Faut-il pour autant prévoir la systématicité de leur présence dans les conseils d’administration ? Je me pose la question. Vous savez que ma pente est favorable, puisque vous avez rappelé que j’avais déjà exprimé un avis favorable, mais, pour être franc avec vous, je n’ai plus en tête les tenants et aboutissants du rejet de cet amendement à l’occasion de la précédente commission mixte paritaire ; c’est pourquoi mes propos sont teintés d’une certaine prudence.
Je n’ai donc aucun problème avec l’esprit de cet amendement. En effet, les DDEN peuvent être une quille du bateau et apporter beaucoup. Je suis d’ailleurs enclin à les mobiliser quand cela s’avère nécessaire. Toutefois, votre proposition pourrait emporter des difficultés pratiques de disponibilité dans les nombreux établissements de France, mais aussi de pertinence, puisque cette évolution se ferait probablement au détriment des personnalités qualifiées de l’établissement, qui font partie du conseil d’administration. Dans le cadre du droit actuel, il est évidemment possible d’inviter un DDEN, et l’on pourrait systématiser cette invitation, mais pas nécessairement par voie législative.
Par prudence, au regard des raisons qui ont conduit au rejet de cet amendement lors de la CMP, je m’en remets à la sagesse du Sénat, en indiquant néanmoins que je comprends l’intérêt de votre proposition.
Mme la présidente. En conséquence, un article additionnel ainsi rédigé est inséré dans le projet de loi, après l’article 24 decies.
L’amendement n° 575 rectifié, présenté par MM. Roux, Artano, Bilhac et Cabanel, Mme M. Carrère, M. Corbisez, Mme N. Delattre, MM. Gold et Guérini, Mme Guillotin, M. Guiol, Mme Pantel et M. Requier, est ainsi libellé :
Après l’article 24 decies
Insérer un article additionnel ainsi rédigé :
L’article L. 551-1 du code de l’éducation est complété par un alinéa ainsi rédigé :
« Le projet territorial d’éducation souscrit aux objectifs de la charte de la laïcité ainsi qu’au respect du principe d’égalité entre les hommes et les femmes. »

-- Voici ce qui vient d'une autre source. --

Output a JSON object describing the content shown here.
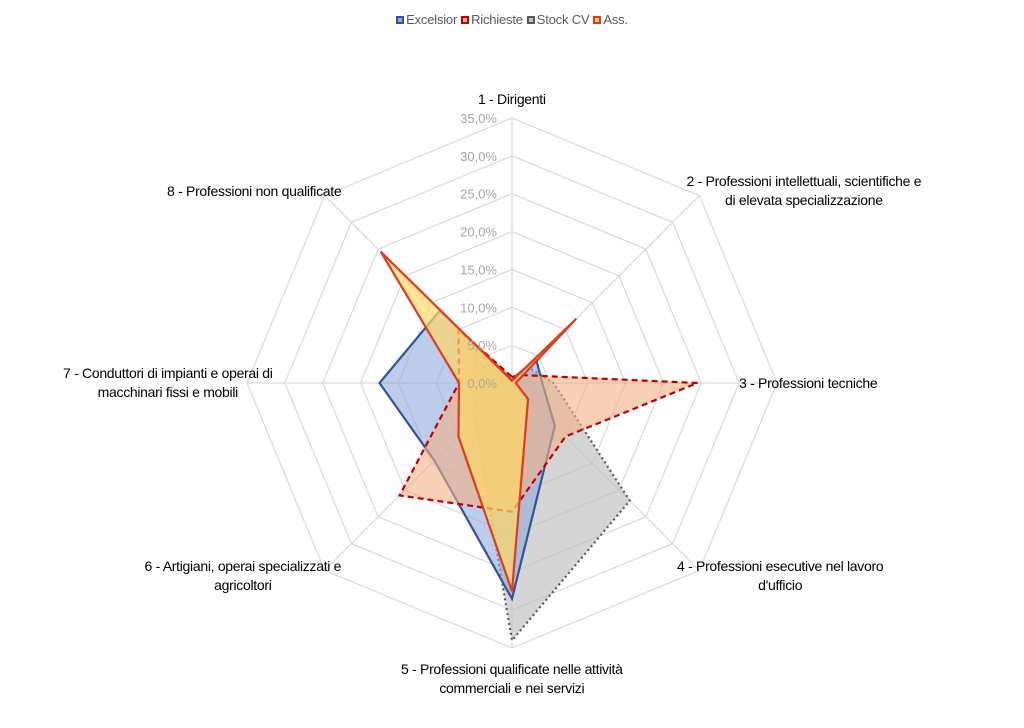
{
  "chart_data": {
    "type": "radar",
    "categories": [
      "1 - Dirigenti",
      "2 - Professioni intellettuali, scientifiche e di elevata specializzazione",
      "3 - Professioni tecniche",
      "4 - Professioni esecutive nel lavoro d'ufficio",
      "5 - Professioni qualificate nelle attività commerciali e nei servizi",
      "6 - Artigiani, operai specializzati e agricoltori",
      "7 - Conduttori di impianti e operai di macchinari fissi e mobili",
      "8 - Professioni non qualificate"
    ],
    "category_lines": [
      [
        "1 - Dirigenti"
      ],
      [
        "2 - Professioni intellettuali, scientifiche e",
        "di elevata specializzazione"
      ],
      [
        "3 - Professioni tecniche"
      ],
      [
        "4 - Professioni esecutive nel lavoro",
        "d'ufficio"
      ],
      [
        "5 - Professioni qualificate nelle attività",
        "commerciali e nei servizi"
      ],
      [
        "6 - Artigiani, operai specializzati e",
        "agricoltori"
      ],
      [
        "7 - Conduttori di impianti e operai di",
        "macchinari fissi e mobili"
      ],
      [
        "8 - Professioni non qualificate"
      ]
    ],
    "ticks": [
      "0,0%",
      "5,0%",
      "10,0%",
      "15,0%",
      "20,0%",
      "25,0%",
      "30,0%",
      "35,0%"
    ],
    "rmax": 35,
    "series": [
      {
        "name": "Stock CV",
        "values": [
          0.3,
          3.0,
          5.5,
          22.0,
          34.0,
          7.0,
          5.0,
          7.0
        ],
        "fill": "#bfbfbf",
        "fill_opacity": 0.65,
        "stroke": "#595959",
        "dash": "2,3"
      },
      {
        "name": "Excelsior",
        "values": [
          0.5,
          4.5,
          4.0,
          8.0,
          28.5,
          14.5,
          17.5,
          13.5
        ],
        "fill": "#8faadc",
        "fill_opacity": 0.6,
        "stroke": "#2f5597",
        "dash": ""
      },
      {
        "name": "Richieste",
        "values": [
          0.8,
          1.5,
          24.5,
          10.0,
          17.0,
          21.0,
          7.0,
          10.0
        ],
        "fill": "#f4b183",
        "fill_opacity": 0.6,
        "stroke": "#c00000",
        "dash": "6,4"
      },
      {
        "name": "Ass.",
        "values": [
          0.3,
          12.0,
          0.5,
          3.0,
          27.5,
          10.0,
          7.0,
          24.5
        ],
        "fill": "#ffd966",
        "fill_opacity": 0.7,
        "stroke": "#e03c1c",
        "dash": ""
      }
    ],
    "legend": [
      {
        "name": "Excelsior",
        "fill": "#8faadc",
        "stroke": "#2f5597"
      },
      {
        "name": "Richieste",
        "fill": "#f4b183",
        "stroke": "#c00000"
      },
      {
        "name": "Stock CV",
        "fill": "#bfbfbf",
        "stroke": "#595959"
      },
      {
        "name": "Ass.",
        "fill": "#ffd966",
        "stroke": "#e03c1c"
      }
    ],
    "legend_position": "top",
    "grid": true
  }
}
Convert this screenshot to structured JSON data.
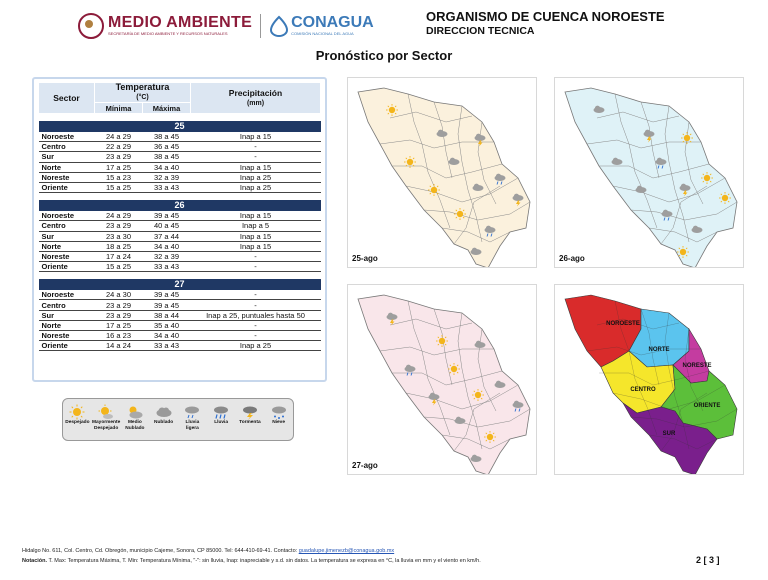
{
  "header": {
    "medio_ambiente": "MEDIO AMBIENTE",
    "medio_ambiente_sub": "SECRETARÍA DE MEDIO AMBIENTE Y RECURSOS NATURALES",
    "conagua": "CONAGUA",
    "conagua_sub": "COMISIÓN NACIONAL DEL AGUA",
    "org": "ORGANISMO DE CUENCA NOROESTE",
    "direction": "DIRECCION TECNICA"
  },
  "page_title": "Pronóstico por Sector",
  "table": {
    "col_sector": "Sector",
    "col_temp": "Temperatura",
    "col_temp_unit": "(°C)",
    "col_min": "Mínima",
    "col_max": "Máxima",
    "col_precip": "Precipitación",
    "col_precip_unit": "(mm)",
    "days": [
      {
        "day": "25",
        "rows": [
          {
            "sector": "Noroeste",
            "min": "24 a 29",
            "max": "38 a 45",
            "precip": "Inap a 15"
          },
          {
            "sector": "Centro",
            "min": "22 a 29",
            "max": "36 a 45",
            "precip": "-"
          },
          {
            "sector": "Sur",
            "min": "23 a 29",
            "max": "38 a 45",
            "precip": "-"
          },
          {
            "sector": "Norte",
            "min": "17 a 25",
            "max": "34 a 40",
            "precip": "Inap a 15"
          },
          {
            "sector": "Noreste",
            "min": "15 a 23",
            "max": "32 a 39",
            "precip": "Inap a 25"
          },
          {
            "sector": "Oriente",
            "min": "15 a 25",
            "max": "33 a 43",
            "precip": "Inap a 25"
          }
        ]
      },
      {
        "day": "26",
        "rows": [
          {
            "sector": "Noroeste",
            "min": "24 a 29",
            "max": "39 a 45",
            "precip": "Inap a 15"
          },
          {
            "sector": "Centro",
            "min": "23 a 29",
            "max": "40 a 45",
            "precip": "Inap a 5"
          },
          {
            "sector": "Sur",
            "min": "23 a 30",
            "max": "37 a 44",
            "precip": "Inap a 15"
          },
          {
            "sector": "Norte",
            "min": "18 a 25",
            "max": "34 a 40",
            "precip": "Inap a 15"
          },
          {
            "sector": "Noreste",
            "min": "17 a 24",
            "max": "32 a 39",
            "precip": "-"
          },
          {
            "sector": "Oriente",
            "min": "15 a 25",
            "max": "33 a 43",
            "precip": "-"
          }
        ]
      },
      {
        "day": "27",
        "rows": [
          {
            "sector": "Noroeste",
            "min": "24 a 30",
            "max": "39 a 45",
            "precip": "-"
          },
          {
            "sector": "Centro",
            "min": "23 a 29",
            "max": "39 a 45",
            "precip": "-"
          },
          {
            "sector": "Sur",
            "min": "23 a 29",
            "max": "38 a 44",
            "precip": "Inap a 25, puntuales hasta 50"
          },
          {
            "sector": "Norte",
            "min": "17 a 25",
            "max": "35 a 40",
            "precip": "-"
          },
          {
            "sector": "Noreste",
            "min": "16 a 23",
            "max": "34 a 40",
            "precip": "-"
          },
          {
            "sector": "Oriente",
            "min": "14 a 24",
            "max": "33 a 43",
            "precip": "Inap a 25"
          }
        ]
      }
    ]
  },
  "legend": [
    {
      "label": "Despejado",
      "icon": "sun-icon"
    },
    {
      "label": "Mayormente Despejado",
      "icon": "mostly-sunny-icon"
    },
    {
      "label": "Medio Nublado",
      "icon": "partly-cloudy-icon"
    },
    {
      "label": "Nublado",
      "icon": "cloud-icon"
    },
    {
      "label": "Lluvia ligera",
      "icon": "light-rain-icon"
    },
    {
      "label": "Lluvia",
      "icon": "rain-icon"
    },
    {
      "label": "Tormenta",
      "icon": "storm-icon"
    },
    {
      "label": "Nieve",
      "icon": "snow-icon"
    }
  ],
  "maps": [
    {
      "label": "25-ago",
      "fill": "#fbf1dd"
    },
    {
      "label": "26-ago",
      "fill": "#dff2f7"
    },
    {
      "label": "27-ago",
      "fill": "#f9e6ea"
    }
  ],
  "sector_map": {
    "labels": [
      "NOROESTE",
      "NORTE",
      "NORESTE",
      "CENTRO",
      "ORIENTE",
      "SUR"
    ],
    "colors": {
      "NOROESTE": "#d92b2b",
      "NORTE": "#5bc4ee",
      "NORESTE": "#c43ca0",
      "CENTRO": "#f5e62b",
      "ORIENTE": "#5cbf3a",
      "SUR": "#7a1f8c"
    }
  },
  "footer": {
    "address": "Hidalgo No. 611, Col. Centro, Cd. Obregón, municipio Cajeme, Sonora, CP 85000. Tel: 644-410-69-41. Contacto: ",
    "email": "guadalupe.jimenezb@conagua.gob.mx",
    "note_label": "Notación.",
    "note": " T. Max: Temperatura Máxima, T. Min: Temperatura Mínima, \"-\": sin lluvia, Inap: inapreciable y s.d. sin datos. La temperatura se expresa en °C, la lluvia en mm y el viento en km/h.",
    "page": "2 [ 3 ]"
  }
}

La parole est à Mme Guylène Pantel.
Mme Guylène Pantel. Le projet éducatif territorial permet d’organiser les activités périscolaires, qui ont vocation à s’adresser à tous les enfants. Cet outil, qui rassemble les collectivités locales et la communauté éducative, a pour objectif de favoriser le développement personnel de l’enfant, tant au niveau de ses aptitudes intellectuelles et physiques que de son implication dans la vie en société. Veiller à la qualité des activités proposées fait partie des objectifs du projet éducatif territorial.
Par cet amendement, nous souhaitons que figure clairement dans ses objectifs le respect de la charte de la laïcité et du principe d’égalité entre les hommes et les femmes. Il s’agit ainsi d’appuyer les grandes lignes de ce projet de loi, qui entend notamment réaffirmer les valeurs de la République pour mieux lutter contre les dangers du séparatisme pesant sur certains enfants. Dans cette lutte contre les atteintes à la laïcité, tous les moyens, à tous les niveaux, doivent être mobilisés pour favoriser l’apprentissage précoce du vivre ensemble, garant de la cohésion sociale dans notre pays.
Mme la présidente. Quel est l’avis de la commission de la culture ?
M. Stéphane Piednoir, rapporteur pour avis. Cet amendement tend à ce que le projet territorial d’éducation souscrive aux objectifs de la charte de la laïcité. Cela permettrait de s’assurer que le temps périscolaire, et donc tous les temps de l’enfant dans l’école, est concerné par cette charte. Je trouve cela intéressant et cohérent.
La commission a donc émis un avis favorable.
Mme la présidente. Quel est l’avis du Gouvernement ?
M. Jean-Michel Blanquer, ministre. Cet amendement est intéressant et vient rappeler que nous sommes désormais, depuis juillet 2020, un ministère de l’éducation nationale, de la jeunesse et des sports, j’aime à y insister. Je fais souvent référence à Jean Zay à ce propos, car le même état d’esprit nous anime : parvenir à une vision complète du temps de l’enfant.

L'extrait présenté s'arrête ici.